Interestingly, the α2-receptor agonist was significantly associated with higher preservation rates of the borderlines than other types of eye drops. In rat conjunctiva treated with brimonidine, the concentrations of inflammatory cytokines, such as IL-1β, IL-2, and IL-6, were significantly lower than rates in the control conjunctiva [21]. Additionally, there were significantly fewer inflammatory cells in the conjunctiva treated with brimonidine than in conjunctiva treated with timolol or latanoprost [22]. The reduced inflammation in the conjunctiva may contribute to the higher preservation rates of the borderlines of the conjunctival stroma/Tenon’s capsule and Tenon’s capsule/sclera in the α2-receptor agonist.

Preservatives present in eye drops suppress microbial activity and preserve the sterility of ophthalmic formulations for multidose drug bottles. However, long-term administration of anti-glaucoma eye drops with preservatives induces significant histopathological and inflammatory changes in the conjunctival tissues, such as increased numbers of fibroblasts and inflammatory cells. These conditions induce postoperative fibrotic responses in the conjunctival tissues, resulting in bleb failure and a reduced success rate of filtration surgery. The inflammation induced by preservatives may reduce the preservation rates of the borderlines between the conjunctival stroma/Tenon’s capsule and Tenon’s capsule/sclera. Interestingly, Purite®, the preservative in brimonidine, is known to cause less lymphocytic infiltration in the conjunctival stroma than other preservatives [22]. The reduced lymphocytic infiltration in the conjunctiva due to Purite® may contribute to the higher preservation rates of the borderlines of conjunctival stroma/Tenon’s capsule and Tenon’s capsule/sclera.
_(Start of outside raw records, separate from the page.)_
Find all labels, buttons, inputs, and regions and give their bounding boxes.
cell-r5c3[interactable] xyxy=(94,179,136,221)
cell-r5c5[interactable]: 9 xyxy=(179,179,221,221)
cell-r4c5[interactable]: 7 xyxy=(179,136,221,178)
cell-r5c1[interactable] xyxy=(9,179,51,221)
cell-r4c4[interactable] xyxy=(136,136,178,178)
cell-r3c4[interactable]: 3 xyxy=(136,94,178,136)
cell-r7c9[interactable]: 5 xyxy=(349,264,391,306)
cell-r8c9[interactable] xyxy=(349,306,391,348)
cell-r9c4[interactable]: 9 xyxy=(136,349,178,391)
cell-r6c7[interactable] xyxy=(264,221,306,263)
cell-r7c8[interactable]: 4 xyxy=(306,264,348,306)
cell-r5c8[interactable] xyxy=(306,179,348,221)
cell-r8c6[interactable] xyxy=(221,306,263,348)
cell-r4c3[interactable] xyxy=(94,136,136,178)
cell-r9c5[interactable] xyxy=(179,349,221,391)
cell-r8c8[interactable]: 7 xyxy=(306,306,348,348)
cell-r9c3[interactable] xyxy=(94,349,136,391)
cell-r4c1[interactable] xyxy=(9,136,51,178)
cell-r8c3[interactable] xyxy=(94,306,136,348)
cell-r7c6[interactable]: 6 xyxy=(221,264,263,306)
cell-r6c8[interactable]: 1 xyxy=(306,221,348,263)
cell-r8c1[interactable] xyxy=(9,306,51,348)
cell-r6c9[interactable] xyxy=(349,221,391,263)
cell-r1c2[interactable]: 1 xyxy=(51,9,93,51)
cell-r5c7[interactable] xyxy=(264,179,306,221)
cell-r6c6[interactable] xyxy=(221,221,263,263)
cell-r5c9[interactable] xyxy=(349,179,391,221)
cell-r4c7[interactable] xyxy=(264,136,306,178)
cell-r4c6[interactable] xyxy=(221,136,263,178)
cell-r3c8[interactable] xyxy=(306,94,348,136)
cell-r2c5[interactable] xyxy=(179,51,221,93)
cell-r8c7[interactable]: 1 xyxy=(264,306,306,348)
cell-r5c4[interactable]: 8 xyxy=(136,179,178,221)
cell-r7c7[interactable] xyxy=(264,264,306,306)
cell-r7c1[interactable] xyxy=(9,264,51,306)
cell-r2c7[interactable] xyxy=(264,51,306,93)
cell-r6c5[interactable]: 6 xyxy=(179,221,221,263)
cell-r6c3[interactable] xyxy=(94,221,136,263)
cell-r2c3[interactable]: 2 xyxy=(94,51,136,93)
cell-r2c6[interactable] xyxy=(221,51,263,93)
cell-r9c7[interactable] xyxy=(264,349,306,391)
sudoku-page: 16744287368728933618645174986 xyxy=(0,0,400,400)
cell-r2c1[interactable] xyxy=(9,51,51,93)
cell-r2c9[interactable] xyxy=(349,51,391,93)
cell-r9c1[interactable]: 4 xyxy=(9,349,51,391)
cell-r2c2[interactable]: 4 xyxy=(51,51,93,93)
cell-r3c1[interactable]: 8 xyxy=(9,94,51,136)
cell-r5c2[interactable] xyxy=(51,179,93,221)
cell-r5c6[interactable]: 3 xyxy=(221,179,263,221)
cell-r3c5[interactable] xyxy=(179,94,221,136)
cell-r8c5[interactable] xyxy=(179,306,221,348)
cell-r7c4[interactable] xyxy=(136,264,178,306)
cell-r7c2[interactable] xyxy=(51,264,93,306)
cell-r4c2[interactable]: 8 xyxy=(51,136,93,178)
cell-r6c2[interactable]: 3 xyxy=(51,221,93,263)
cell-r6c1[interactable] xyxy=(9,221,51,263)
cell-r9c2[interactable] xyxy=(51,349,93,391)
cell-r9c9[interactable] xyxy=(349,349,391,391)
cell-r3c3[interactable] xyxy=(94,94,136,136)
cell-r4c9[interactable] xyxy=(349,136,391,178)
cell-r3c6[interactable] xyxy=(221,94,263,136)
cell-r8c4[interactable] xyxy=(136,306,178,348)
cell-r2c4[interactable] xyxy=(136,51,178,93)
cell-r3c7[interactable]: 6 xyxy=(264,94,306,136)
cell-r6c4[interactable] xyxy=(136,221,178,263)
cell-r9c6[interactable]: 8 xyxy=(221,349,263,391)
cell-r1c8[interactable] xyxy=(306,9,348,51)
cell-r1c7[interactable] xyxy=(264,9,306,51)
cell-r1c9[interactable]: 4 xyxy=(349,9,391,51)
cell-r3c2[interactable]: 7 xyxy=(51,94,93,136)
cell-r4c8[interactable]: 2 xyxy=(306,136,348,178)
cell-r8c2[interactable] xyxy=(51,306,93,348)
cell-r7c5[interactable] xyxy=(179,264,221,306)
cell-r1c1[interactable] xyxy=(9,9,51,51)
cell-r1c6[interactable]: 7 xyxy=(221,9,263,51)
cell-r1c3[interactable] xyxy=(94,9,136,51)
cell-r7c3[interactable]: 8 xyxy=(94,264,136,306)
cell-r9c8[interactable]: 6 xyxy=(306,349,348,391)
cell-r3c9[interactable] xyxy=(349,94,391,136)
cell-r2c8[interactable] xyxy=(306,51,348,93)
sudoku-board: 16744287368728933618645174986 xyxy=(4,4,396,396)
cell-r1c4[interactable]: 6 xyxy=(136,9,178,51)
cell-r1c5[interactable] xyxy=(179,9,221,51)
The present study has some limitations. First, although the AS-OCT images quantified the disruption of the bulbar conjunctival borderlines, the associations between the observations detected by the AS-OCT images and the surgical outcomes of trabeculectomy remain unknown. Before trabeculectomy, AS-OCT images of the conjunctiva should be taken in eyes that were treated with various anti-glaucoma eye drops to identify the relationship. Second, the present study was unable to determine whether the disruption of the bulbar conjunctival borderlines is reversible because the study design was cross-sectional. If the disruption is reversible, the cessation of anti-glaucoma eye drops would be beneficial for eyes that will be treated with a trabeculectomy. Third, there was no histological confirmation of what the disruption of conjunctival layer borderlines caused by long-term administration of anti-glaucoma eye drops represents. A longitudinal study is required for further information.

In conclusion, AS-OCT images display the disruption of the bulbar conjunctival borderlines in eyes that have experienced long-term administration of anti-glaucoma drops. Assessments of the conjunctiva based on AS-OCT images may contribute to better therapeutic management for glaucoma patients treated with anti-glaucoma eye drops.